Nach Nieukerk wird die Gegend immer schöner. Beste Straßen und Wirtschaftswege, sowie eine landwirtschaftlich geprägte Region mit kleinen Wäldern, lassen die Tour zu einem echten Erlebnis werden.

Die K2 ist vom Kontrollpunkt für eine RTF mehr als hervorragend. Ein toller Bauern-Innenhof mit super lieben RSVlern erwartete mich. Töttern, Verpflegung aufnehmen und einige Fotos waren angesagt. Hier stießen auch Ina, Edo, Sonja, Olli und Helmut von Ford Köln dazu.

(Der kleine Hahn heißt Paul und wird von Hand aufgezogen!)

Da sie noch was Pause machen wollte, ging ich dann alleine weiter auf die Strecke.
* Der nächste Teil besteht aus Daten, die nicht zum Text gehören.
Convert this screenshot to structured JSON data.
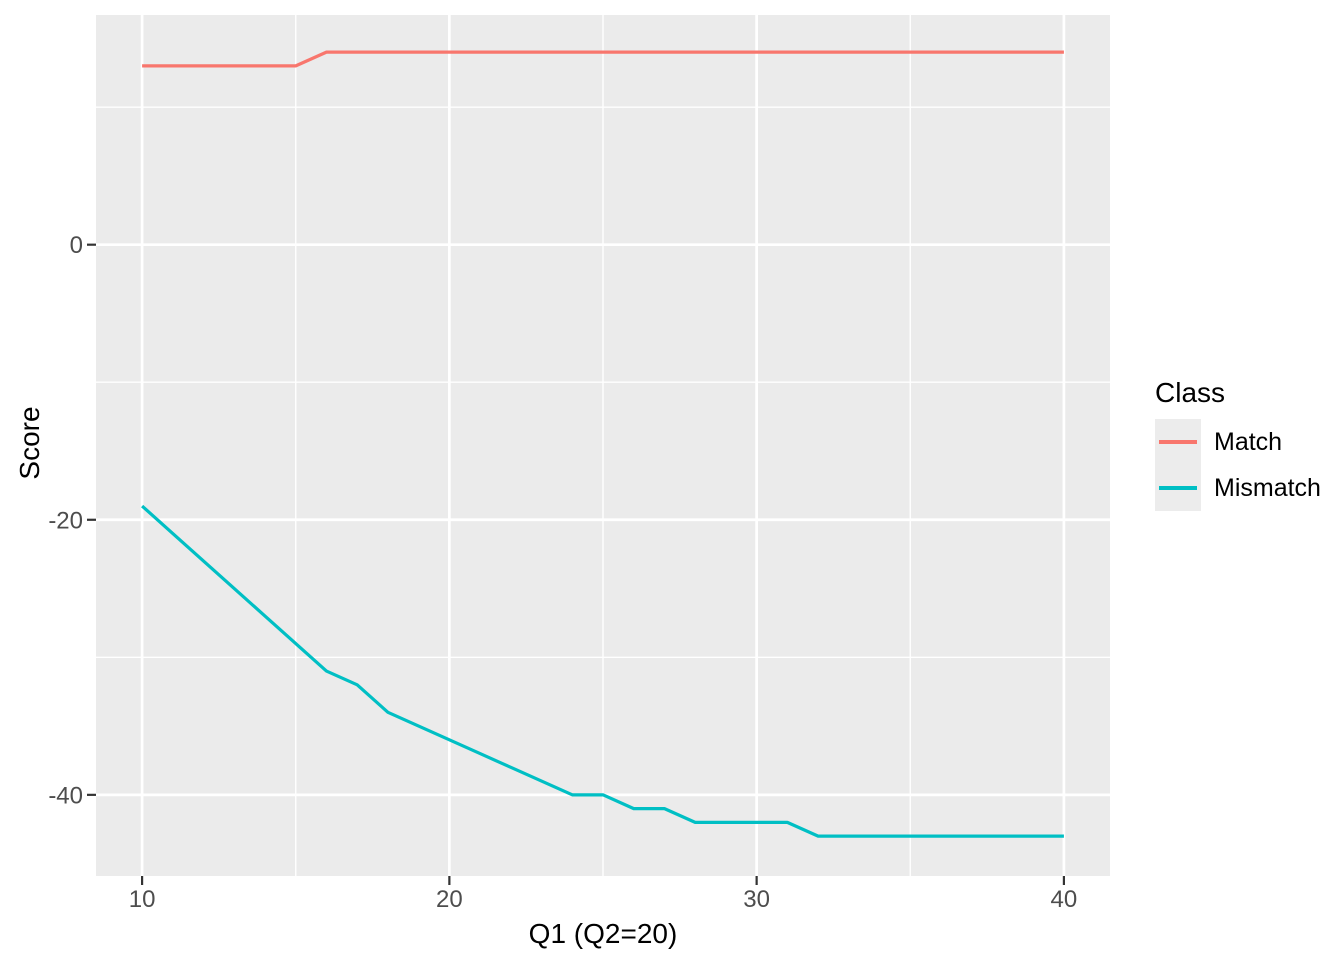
{
  "figure": {
    "background": "#FFFFFF",
    "panel_background": "#EBEBEB",
    "grid_color": "#FFFFFF",
    "tick_mark_color": "#333333",
    "tick_label_color": "#4D4D4D",
    "title_color": "#000000"
  },
  "chart_data": {
    "type": "line",
    "title": "",
    "xlabel": "Q1 (Q2=20)",
    "ylabel": "Score",
    "legend_title": "Class",
    "legend_position": "right",
    "grid": true,
    "xlim": [
      8.5,
      41.5
    ],
    "ylim": [
      -45.9,
      16.7
    ],
    "x_major_ticks": [
      10,
      20,
      30,
      40
    ],
    "x_minor_gridlines": [
      15,
      25,
      35
    ],
    "y_major_ticks": [
      0,
      -20,
      -40
    ],
    "y_minor_gridlines": [
      10,
      -10,
      -30
    ],
    "x": [
      10,
      11,
      12,
      13,
      14,
      15,
      16,
      17,
      18,
      19,
      20,
      21,
      22,
      23,
      24,
      25,
      26,
      27,
      28,
      29,
      30,
      31,
      32,
      33,
      34,
      35,
      36,
      37,
      38,
      39,
      40
    ],
    "series": [
      {
        "name": "Match",
        "color": "#F8766D",
        "values": [
          13,
          13,
          13,
          13,
          13,
          13,
          14,
          14,
          14,
          14,
          14,
          14,
          14,
          14,
          14,
          14,
          14,
          14,
          14,
          14,
          14,
          14,
          14,
          14,
          14,
          14,
          14,
          14,
          14,
          14,
          14
        ]
      },
      {
        "name": "Mismatch",
        "color": "#00BFC4",
        "values": [
          -19,
          -21,
          -23,
          -25,
          -27,
          -29,
          -31,
          -32,
          -34,
          -35,
          -36,
          -37,
          -38,
          -39,
          -40,
          -40,
          -41,
          -41,
          -42,
          -42,
          -42,
          -42,
          -43,
          -43,
          -43,
          -43,
          -43,
          -43,
          -43,
          -43,
          -43
        ]
      }
    ]
  }
}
Irgendwie war ein Streckenschild verschwunden und irrte einige Kilometer nach der K2 orientierungslos durch die Gegend. Aber ich war nicht lange alleine, kurz später kamen dann die Forder dazu. Nun hieß es sich orientieren und mal kurz im Ziel anrufen, um sich entsprechende Ortskenntnisse zu besorgen.

Nach einiger Zeit ging es dann weiter und wir kamen schnell wieder auf die ausgeschilderte Strecke. Leider hatten einig Scherzbolde 10 km später wieder Schilder entfernt und das Problem begann von Neuen. Wir entschlossen uns, an den angegebenen Orten auf der Startkarte zu orientieren und siehe da, es klappte wieder.

Hinter Hoerstgen waren wir wieder auf der Strecke und erreichten zusammen die K3. Hier wurde uns dann auch gesagt, daß wohl einiges an Schildern entwendet wurde. Echt schade, ich hatte diese Saison das Gefühl, daß dies doch dramatisch bei vielen Veranstaltungen zunimmt!

Nachdem wir noch was an Verpflegung aufgenommen hatten, fuhren wir gemütlich zusammen zurück nach Rheinhausen. Auch der letzte Abschitt der 110er Runde war richtig schön und die Straßen gut zu fahren. Nur in Rheinhausen selber, war wieder mehr Verkehr auf den Straßen.

Im Ziel hieß es für uns dann, noch ein bisserl Töddern und die restlichen Würsten zu plündern!

Ich kann nur sagen, trotz fehlender Schilder, die Tour war klasse. Ich hatte super nette Begleiter und jeder Meter hat sich gelohnt.